DEX-Lösungen bieten auch virtuelle Agenten beziehungsweise intelligente Bots, die rund 60 Prozent der Fragen von neuen Mitarbeitern beantworten können, sofern sie Hilfe benötigen“, so Martin Kraus weiter.

Laut Anna Kopp von Microsoft sollten Unternehmen auch den Betriebsrat miteinbeziehen, um Klarheit beim sehr wichtigen Thema Datenschutz zu schaffen: „Die digitale Employee Experience soll die Produktivität von Individuen steigern. Persönliche Einblicke gestützt auf datenbasierte Erkenntnisse können Mitarbeitenden helfen, regelmäßige Pausenzeiten wahrzunehmen, sich Fokuszeiten für konzentriertes Arbeiten einzurichten und die Beziehung zu Kolleginnen zu stärken.

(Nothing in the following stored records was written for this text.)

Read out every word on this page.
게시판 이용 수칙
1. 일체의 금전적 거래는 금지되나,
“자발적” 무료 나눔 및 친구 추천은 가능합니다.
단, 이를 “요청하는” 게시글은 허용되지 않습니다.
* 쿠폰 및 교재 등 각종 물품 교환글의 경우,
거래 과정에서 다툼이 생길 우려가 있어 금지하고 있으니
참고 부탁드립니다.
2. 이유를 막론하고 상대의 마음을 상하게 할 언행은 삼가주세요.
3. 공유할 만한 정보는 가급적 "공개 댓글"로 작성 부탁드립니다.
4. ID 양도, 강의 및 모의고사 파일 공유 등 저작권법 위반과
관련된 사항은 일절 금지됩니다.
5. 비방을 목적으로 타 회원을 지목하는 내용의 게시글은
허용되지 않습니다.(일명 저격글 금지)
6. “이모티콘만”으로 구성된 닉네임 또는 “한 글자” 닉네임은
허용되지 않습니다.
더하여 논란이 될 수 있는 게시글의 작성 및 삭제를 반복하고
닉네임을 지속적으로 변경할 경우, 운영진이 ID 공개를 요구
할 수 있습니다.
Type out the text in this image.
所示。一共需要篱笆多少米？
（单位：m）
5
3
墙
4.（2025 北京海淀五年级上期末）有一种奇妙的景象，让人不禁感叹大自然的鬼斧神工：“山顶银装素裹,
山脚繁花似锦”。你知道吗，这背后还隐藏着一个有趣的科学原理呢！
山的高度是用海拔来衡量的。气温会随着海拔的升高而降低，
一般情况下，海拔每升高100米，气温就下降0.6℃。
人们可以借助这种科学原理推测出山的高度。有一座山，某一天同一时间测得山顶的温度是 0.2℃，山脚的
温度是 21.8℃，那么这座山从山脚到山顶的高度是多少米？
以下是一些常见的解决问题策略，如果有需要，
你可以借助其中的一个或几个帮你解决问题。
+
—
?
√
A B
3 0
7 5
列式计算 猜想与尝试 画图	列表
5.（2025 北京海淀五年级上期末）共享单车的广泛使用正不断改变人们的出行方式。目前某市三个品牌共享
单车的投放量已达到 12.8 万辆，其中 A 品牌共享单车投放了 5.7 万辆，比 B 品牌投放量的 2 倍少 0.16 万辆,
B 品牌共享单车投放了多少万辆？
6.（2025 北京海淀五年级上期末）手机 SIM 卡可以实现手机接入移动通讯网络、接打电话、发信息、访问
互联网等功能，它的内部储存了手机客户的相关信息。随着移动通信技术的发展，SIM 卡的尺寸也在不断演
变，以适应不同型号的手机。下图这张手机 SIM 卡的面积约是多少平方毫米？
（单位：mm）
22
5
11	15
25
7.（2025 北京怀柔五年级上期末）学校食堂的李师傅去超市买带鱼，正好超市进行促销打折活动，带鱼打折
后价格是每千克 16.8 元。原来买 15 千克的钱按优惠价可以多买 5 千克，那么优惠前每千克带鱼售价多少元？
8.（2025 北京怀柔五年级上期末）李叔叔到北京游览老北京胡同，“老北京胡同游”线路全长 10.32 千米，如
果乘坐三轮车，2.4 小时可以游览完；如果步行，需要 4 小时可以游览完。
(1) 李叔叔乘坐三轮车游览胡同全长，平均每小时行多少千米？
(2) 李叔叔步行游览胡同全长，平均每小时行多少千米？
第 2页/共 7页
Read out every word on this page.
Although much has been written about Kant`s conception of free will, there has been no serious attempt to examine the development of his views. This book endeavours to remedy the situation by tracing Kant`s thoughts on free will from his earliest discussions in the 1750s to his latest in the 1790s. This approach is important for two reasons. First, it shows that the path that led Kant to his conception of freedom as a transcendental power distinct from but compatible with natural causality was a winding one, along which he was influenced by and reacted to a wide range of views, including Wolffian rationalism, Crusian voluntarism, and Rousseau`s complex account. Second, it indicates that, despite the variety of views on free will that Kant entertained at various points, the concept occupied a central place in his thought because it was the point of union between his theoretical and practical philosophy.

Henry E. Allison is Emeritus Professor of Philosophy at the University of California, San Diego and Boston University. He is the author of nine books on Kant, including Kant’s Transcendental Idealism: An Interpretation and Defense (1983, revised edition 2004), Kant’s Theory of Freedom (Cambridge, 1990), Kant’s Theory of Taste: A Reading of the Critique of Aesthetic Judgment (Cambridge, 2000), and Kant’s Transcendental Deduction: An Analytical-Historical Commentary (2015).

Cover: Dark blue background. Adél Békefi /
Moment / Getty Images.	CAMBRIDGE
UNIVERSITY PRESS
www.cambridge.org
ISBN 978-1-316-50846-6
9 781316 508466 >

Das soll aber auf keinen Fall als Leistungsbeurteilung für die Mitarbeitenden geltend gemacht werden können“, so Kopp.

Plattformen für Employee Experience

Technisch unterstützen Employee-Experience-Plattformen (EXP) Firmen dabei, das Mitarbeitererlebnis zu verbessern und die Zufriedenheit der Belegschaft zu erhöhen. Sie integrieren unter einer intuitiv zu bedienenden grafischen Oberfläche Tools und Funktionen, die Mitarbeiter im täglichen Arbeitsleben benötigen. EXP-Lösungen vereinfachen die Zusammenarbeit, fördern die Weiterentwicklung der Mitarbeiter und gewähren schnell und einfach Zugang zu Wissen, Lerninhalten und Unternehmensressourcen.

Der Bedarf für Employee-Experience-Plattformen scheint vorhanden, es entsteht gerade eine neue Produktkategorie. Der US-amerikanische Marktforscher Josh Bersin schätzt das Potenzial des EXP-Markts auf jährliche Ausgaben von bis zu 300 Milliarden Dollar weltweit. Wichtige Lösungen aus diesem Segment sind beispielsweise Microsoft Viva, Workday Peakon Employee Voice, ServiceNow HR Service Delivery, Salesforce Employee Experience Platform oder SAP SuccessFactors.

Fazit & Ausblick

Die (Digital) Employee Experience umfasst alle Erfahrungen, die ein Mitarbeiter mit seinem Unternehmen sammelt – vom Onboarding über tägliche Aufgaben, Erlebnisse und Prozesse bis zum Ausscheiden. Firmen sollten daher ein Arbeitsumfeld schaffen, in dem die Mitarbeiter sich wohlfühlen und das sie ihren Fähigkeiten entsprechend fordert und fördert. Denn zufriedene Mitarbeiter sind leistungsbereiter, identifizieren sich mit ihrem Unternehmen und repräsentieren es als eine Art „Markenbotschafter“ nach außen. Eine positive Employee Experience sorgt zudem dafür, dass begehrte Fachkräfte längerfristig an Bord bleiben.

Ein wesentlicher Faktor dafür sind auch reibungslos funktionierende Tools, die auf technischer Ebene die Zusammenarbeit gewährleisten, flexible Arbeitsformen ermöglichen und die Produktivität der Mitarbeiter steigern. Hinzu kommen softe Faktoren wie Wertschätzung durch stetiges Feedback, individuelle Personalentwicklungspläne oder eine offene und integrative Unternehmenskultur.